Pada mulanya, BP3OKP dibentuk melalui Peraturan Presiden Nomor 121 Tahun 2022. Badan itu dipimpin Wapres dan beranggotakan tiga menteri, yakni Menteri Perencanaan Pembangunan Nasional/Kepala Bappenas, Menteri Dalam Negeri, dan Menteri Keuangan.

Adapun untuk anggota BP3OKP perwakilan setiap provinsi di Papua itu ditetapkan melalui Keputusan Presiden Nomor 15/M tahun 2023. Dalam Keppres yang ditandatangani 5 April 2023 lalu oleh Presiden Joko Widodo itu menetapkan masa jabatan anggota BP3OKP selama lima tahun.

Terhadap para anggota BP3OKP, Wapres juga menginstruksikan agar melaksanakan tugas dengan penuh rasa tanggung jawab.
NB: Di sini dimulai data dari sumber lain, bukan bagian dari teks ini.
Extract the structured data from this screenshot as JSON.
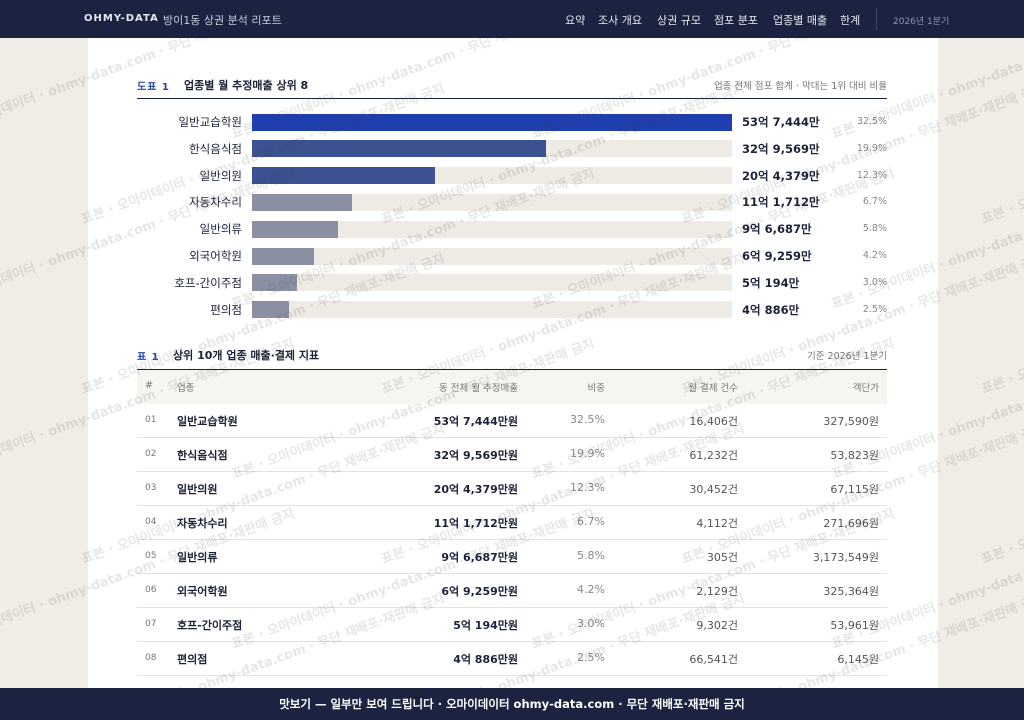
{
  "nav": {
    "brand": "OHMY-DATA",
    "title": "방이1동 상권 분석 리포트",
    "links": [
      "요약",
      "조사 개요",
      "상권 규모",
      "점포 분포",
      "업종별 매출",
      "한계"
    ],
    "period": "2026년 1분기"
  },
  "chart_data": {
    "type": "bar",
    "orientation": "horizontal",
    "figure_label": "도표 1",
    "title": "업종별 월 추정매출 상위 8",
    "note": "업종 전체 점포 합계 · 막대는 1위 대비 비율",
    "categories": [
      "일반교습학원",
      "한식음식점",
      "일반의원",
      "자동차수리",
      "일반의류",
      "외국어학원",
      "호프-간이주점",
      "편의점"
    ],
    "values": [
      537444,
      329569,
      204379,
      111712,
      96687,
      69259,
      50194,
      40886
    ],
    "value_labels": [
      "53억 7,444만",
      "32억 9,569만",
      "20억 4,379만",
      "11억 1,712만",
      "9억 6,687만",
      "6억 9,259만",
      "5억 194만",
      "4억 886만"
    ],
    "shares": [
      "32.5%",
      "19.9%",
      "12.3%",
      "6.7%",
      "5.8%",
      "4.2%",
      "3.0%",
      "2.5%"
    ],
    "colors": [
      "#1f3fae",
      "#3b5190",
      "#3b5190",
      "#8990a3",
      "#8990a3",
      "#8990a3",
      "#8990a3",
      "#8990a3"
    ]
  },
  "table": {
    "label": "표 1",
    "title": "상위 10개 업종 매출·결제 지표",
    "note": "기준 2026년 1분기",
    "columns": [
      "#",
      "업종",
      "동 전체 월 추정매출",
      "비중",
      "월 결제 건수",
      "객단가"
    ],
    "rows": [
      [
        "01",
        "일반교습학원",
        "53억 7,444만원",
        "32.5%",
        "16,406건",
        "327,590원"
      ],
      [
        "02",
        "한식음식점",
        "32억 9,569만원",
        "19.9%",
        "61,232건",
        "53,823원"
      ],
      [
        "03",
        "일반의원",
        "20억 4,379만원",
        "12.3%",
        "30,452건",
        "67,115원"
      ],
      [
        "04",
        "자동차수리",
        "11억 1,712만원",
        "6.7%",
        "4,112건",
        "271,696원"
      ],
      [
        "05",
        "일반의류",
        "9억 6,687만원",
        "5.8%",
        "305건",
        "3,173,549원"
      ],
      [
        "06",
        "외국어학원",
        "6억 9,259만원",
        "4.2%",
        "2,129건",
        "325,364원"
      ],
      [
        "07",
        "호프-간이주점",
        "5억 194만원",
        "3.0%",
        "9,302건",
        "53,961원"
      ],
      [
        "08",
        "편의점",
        "4억 886만원",
        "2.5%",
        "66,541건",
        "6,145원"
      ]
    ]
  },
  "watermark": "표본 · 오마이데이터 · ohmy-data.com · 무단 재배포·재판매 금지",
  "footer": "맛보기 — 일부만 보여 드립니다 · 오마이데이터 ohmy-data.com · 무단 재배포·재판매 금지"
}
Sebab, kehadiran BP3OKP ini untuk mengawal arah baru pembangunan Papua ke depan. Diingatkan pula bahwa masa kerja pemerintahan Presiden Joko Widodo dan Wakil Presiden Ma’ruf Amin tinggal satu setengah tahun.

”Saat ini kita dihadapkan dengan batasan waktu pemerintahan hingga 20 Oktober 2024. Karena itu, saya meminta saudara-saudara untuk teliti dalam mengawal kegiatan/proyek percepatan pembangunan yang bersifat strategis, terobosan, dan menyentuh kebutuhan masyarakat asli Papua,” tambahnya.

Para perwakilan ini tak semua berdomisili di setiap provinsi yang diwakili. Irene, misalnya, adalah notaris di Kota Tangerang dan Pejabat Pembuat Akta Tanah (PPAT) di Kabupaten Gresik, Jawa Timur. Pietrus Waine yang merupakan pensiunan Polri berpangkat Inspektur Jenderal (Purn) Polisi banyak beraktivitas di Jakarta dan Semarang.

Yoseph Yanowo Yolmen berlatar belakang bekerja di perusahaan minyak dan gas, seperti PT Freeport Indonesia dan British Petroleum. Hantor Matuan dan Otto Ihalauw berlatar belakang pegawai negeri sipil.